On Linux, the tool valgrind may help pin-point the first place in your program's execution where it made a boo-boo.
By the way, your macro:
#define REP(i,n) for(int i=0;i<n;i++)
is poorly defined. The substitution of n should be parenthesized, because n could be an expression which has the wrong precedence with respect to the < operator. For instance: REP(i, k < m ? z : w). You want:
#define REP(var,n) for(int var=0;var<(n);var++)
The var reminds the programmer that this argument is a variable name, and not an arbitrary expression.
Your function is is redundant; that's just std::binary_search. That would help a lot with #sbi's problem of readability.
There's also quite a bit of redundancy in blocks like
dis.distance = odl(X[0],X[1]);
dis.x_1 = X[0].x;
dis.y_1 = X[0].y;
dis.x_2 = X[1].x;
dis.y_2 = X[1].y;
You can write a simple function dist calcDist(point,point) for this. You should probably move all the point definitions and associated functions to a separate header "point.h", again to keep things readable.
As for the memory issue: first, the arrays X_L and X_R are not really necessary.

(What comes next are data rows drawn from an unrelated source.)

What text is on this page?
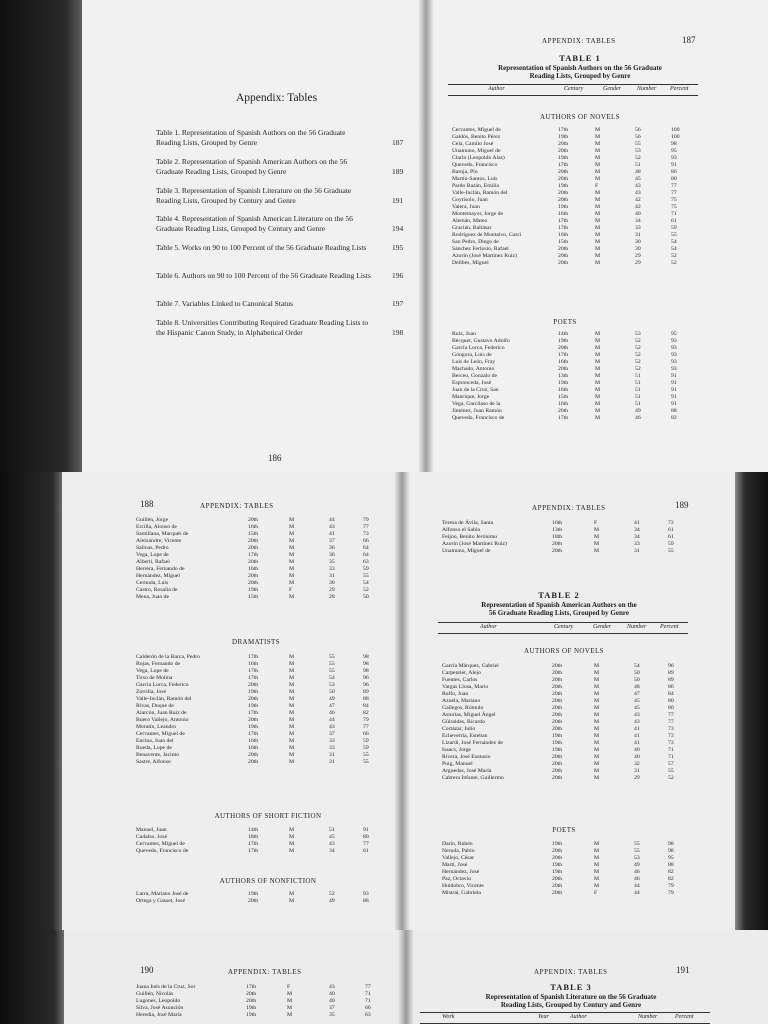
Appendix: Tables
Table 1. Representation of Spanish Authors on the 56 Graduate Reading Lists, Grouped by Genre	187
Table 2. Representation of Spanish American Authors on the 56 Graduate Reading Lists, Grouped by Genre	189
Table 3. Representation of Spanish Literature on the 56 Graduate Reading Lists, Grouped by Century and Genre	191
Table 4. Representation of Spanish American Literature on the 56 Graduate Reading Lists, Grouped by Century and Genre	194
Table 5. Works on 90 to 100 Percent of the 56 Graduate Reading Lists	195
Table 6. Authors on 90 to 100 Percent of the 56 Graduate Reading Lists	196
Table 7. Variables Linked to Canonical Status	197
Table 8. Universities Contributing Required Graduate Reading Lists to the Hispanic Canon Study, in Alphabetical Order	198
186
APPENDIX: TABLES	187
TABLE 1
Representation of Spanish Authors on the 56 Graduate
Reading Lists, Grouped by Genre
Author	Century	Gender	Number Percent
AUTHORS OF NOVELS
Cervantes, Miguel de	17th	M	56	100
Galdós, Benito Pérez	19th	M	56	100
Cela, Camilo José	20th	M	55	98
Unamuno, Miguel de	20th	M	53	95
Clarín (Leopoldo Alas)	19th	M	52	93
Quevedo, Francisco	17th	M	51	91
Baroja, Pío	20th	M	48	86
Martín-Santos, Luis	20th	M	45	80
Pardo Bazán, Emilia	19th	F	43	77
Valle-Inclán, Ramón del	20th	M	43	77
Goytisolo, Juan	20th	M	42	75
Valera, Juan	19th	M	42	75
Montemayor, Jorge de	16th	M	40	71
Alemán, Mateo	17th	M	34	61
Gracián, Baltásar	17th	M	33	59
Rodríguez de Montalvo, Garci	16th	M	31	55
San Pedro, Diego de	15th	M	30	54
Sánchez Ferlosio, Rafael	20th	M	30	54
Azorín (José Martínez Ruiz)	20th	M	29	52
Delibes, Miguel	20th	M	29	52
POETS
Ruiz, Juan	14th	M	53	95
Bécquer, Gustavo Adolfo	19th	M	52	93
García Lorca, Federico	20th	M	52	93
Góngora, Luis de	17th	M	52	93
Luis de León, Fray	16th	M	52	93
Machado, Antonio	20th	M	52	93
Berceo, Gonzalo de	13th	M	51	91
Espronceda, José	19th	M	51	91
Juan de la Cruz, San	16th	M	51	91
Manrique, Jorge	15th	M	51	91
Vega, Garcilaso de la	16th	M	51	91
Jiménez, Juan Ramón	20th	M	49	88
Quevedo, Francisco de	17th	M	46	82
188	APPENDIX: TABLES
Guillén, Jorge	20th	M	44	79
Ercilla, Alonso de	16th	M	43	77
Santillana, Marqués de	15th	M	41	73
Aleixandre, Vicente	20th	M	37	66
Salinas, Pedro	20th	M	36	64
Vega, Lope de	17th	M	36	64
Alberti, Rafael	20th	M	35	63
Herrera, Fernando de	16th	M	33	59
Hernández, Miguel	20th	M	31	55
Cernuda, Luis	20th	M	30	54
Castro, Rosalía de	19th	F	29	52
Mena, Juan de	15th	M	28	50
DRAMATISTS
Calderón de la Barca, Pedro	17th	M	55	98
Rojas, Fernando de	16th	M	55	98
Vega, Lope de	17th	M	55	98
Tirso de Molina	17th	M	54	96
García Lorca, Federico	20th	M	53	96
Zorrilla, José	19th	M	50	89
Valle-Inclán, Ramón del	20th	M	49	88
Rivas, Duque de	19th	M	47	84
Alarcón, Juan Ruiz de	17th	M	46	82
Buero Vallejo, Antonio	20th	M	44	79
Moratín, Leandro	19th	M	43	77
Cervantes, Miguel de	17th	M	37	66
Encina, Juan del	16th	M	33	59
Rueda, Lope de	16th	M	33	59
Benavente, Jacinto	20th	M	31	55
Sastre, Alfonso	20th	M	31	55
AUTHORS OF SHORT FICTION
Manuel, Juan	14th	M	51	91
Cadalso, José	18th	M	45	80
Cervantes, Miguel de	17th	M	43	77
Quevedo, Francisco de	17th	M	34	61
AUTHORS OF NONFICTION
Larra, Mariano José de	19th	M	52	93
Ortega y Gasset, José	20th	M	49	88
APPENDIX: TABLES	189
Teresa de Ávila, Santa	16th	F	41	73
Alfonso el Sabio	13th	M	34	61
Feijoo, Benito Jerónimo	18th	M	34	61
Azorín (José Martínez Ruiz)	20th	M	33	59
Unamuno, Miguel de	20th	M	31	55
TABLE 2
Representation of Spanish American Authors on the
56 Graduate Reading Lists, Grouped by Genre
Author	Century	Gender	Number Percent
AUTHORS OF NOVELS
García Márquez, Gabriel	20th	M	54	96
Carpentier, Alejo	20th	M	50	89
Fuentes, Carlos	20th	M	50	89
Vargas Llosa, Mario	20th	M	48	86
Rulfo, Juan	20th	M	47	84
Azuela, Mariano	20th	M	45	80
Gallegos, Rómulo	20th	M	45	80
Asturias, Miguel Ángel	20th	M	43	77
Güiraldes, Ricardo	20th	M	43	77
Cortázar, Julio	20th	M	41	73
Echeverría, Esteban	19th	M	41	73
Lizardi, José Fernández de	19th	M	41	73
Isaacs, Jorge	19th	M	40	71
Rivera, José Eustasio	20th	M	40	71
Puig, Manuel	20th	M	32	57
Arguedas, José María	20th	M	31	55
Cabrera Infante, Guillermo	20th	M	29	52
POETS
Darío, Rubén	19th	M	55	98
Neruda, Pablo	20th	M	55	98
Vallejo, César	20th	M	53	95
Martí, José	19th	M	49	88
Hernández, José	19th	M	46	82
Paz, Octavio	20th	M	46	82
Huidobro, Vicente	20th	M	44	79
Mistral, Gabriela	20th	F	44	79
190	APPENDIX: TABLES
Juana Inés de la Cruz, Sor	17th	F	43	77
Guillén, Nicolás	20th	M	40	71
Lugones, Leopoldo	20th	M	40	71
Silva, José Asunción	19th	M	37	66
Heredia, José María	19th	M	35	63
APPENDIX: TABLES	191
TABLE 3
Representation of Spanish Literature on the 56 Graduate
Reading Lists, Grouped by Century and Genre
Work	Year	Author	Number	Percent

They contain the same data as X, so you can make them pointers to &(X[0]) and &(X[p) respectively. Y_L and Y_R are shuffled versions, so you do need to the arrays to copy data to. However, if you allocate them with new[], you are responsible for cleanup with delete[]. It looks like you can just use a std::vector<point> Y_L instead. No need to do bookkeeping, vector does that for you. Just call Y_L.push_back(Y[i]).